Suspected militants have decapitated a prominent Hindu priest and injured two worshipers at a temple in Bangladesh.
Local Bangladeshi officials said on Sunday that assailants armed with cleavers and pistols beheaded the priest, Jogeshwar Roy, as he was organizing prayers at the temple in Debiganj area in the remote border district of Panchagar, which is located 494 km (308 miles) north of the capital, Dhaka.
“The priest was preparing for morning prayers when they pounced on him and slit his head from the body at the verandah of his home inside the temple,” said Shafiqul Islam, a government administrator, adding, “We recovered a blood-stained cleaver from the spot.”
At least two worshipers who attempted to stop the priest’s attackers were injured in the assault.
The assailants managed to flee the scene before security forces arrived.
Bangladeshi law enforcement agencies have launched a probe into the attack. No group or individual has so far claimed responsibility for the killing.
Over the past few months, Muslims, Hindus and Christians in the South Asian state have been targeted in several militant attacks, including ones claimed by Takfiri Daesh terrorists.

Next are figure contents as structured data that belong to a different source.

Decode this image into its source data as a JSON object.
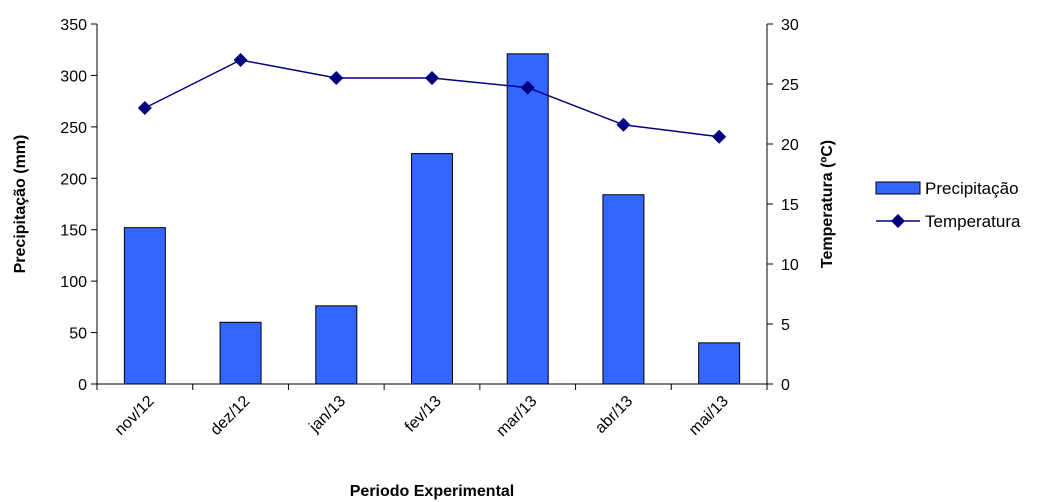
{
  "chart_data": {
    "type": "bar+line",
    "categories": [
      "nov/12",
      "dez/12",
      "jan/13",
      "fev/13",
      "mar/13",
      "abr/13",
      "mai/13"
    ],
    "series": [
      {
        "name": "Precipitação",
        "type": "bar",
        "axis": "left",
        "values": [
          152,
          60,
          76,
          224,
          321,
          184,
          40
        ],
        "color": "#3366FF"
      },
      {
        "name": "Temperatura",
        "type": "line",
        "axis": "right",
        "marker": "diamond",
        "values": [
          23.0,
          27.0,
          25.5,
          25.5,
          24.7,
          21.6,
          20.6
        ],
        "color": "#000080"
      }
    ],
    "xlabel": "Periodo Experimental",
    "ylabel": "Precipitação (mm)",
    "y2label": "Temperatura (ºC)",
    "ylim": [
      0,
      350
    ],
    "y2lim": [
      0,
      30
    ],
    "yticks": [
      0,
      50,
      100,
      150,
      200,
      250,
      300,
      350
    ],
    "y2ticks": [
      0,
      5,
      10,
      15,
      20,
      25,
      30
    ],
    "grid": false,
    "legend_position": "right"
  }
}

On October 24, 2015, a bomb attack rocked Hussaini Dalan, the most important prayer and congregation site for Bangladesh’s Shia community in Dhaka. The attack left one person dead and dozens of others injured.
On November 26, 2015, one worshiper was killed and three others were injured in a shooting attack by Takfiri terrorists on Shia Muslims at a mosque in the town of Haripur in northern Bangladesh. Police said five assailants were involved in the attack.
A number of Bangladeshi writers, bloggers and intellectuals have also been killed in attacks in recent months.
Also, an Italian aid worker and a Japanese farmer were shot dead in Bangladesh last year.
Bangladeshi security forces have stepped up a hunt for militants behind the spate of recent attacks across the country of 160 million people.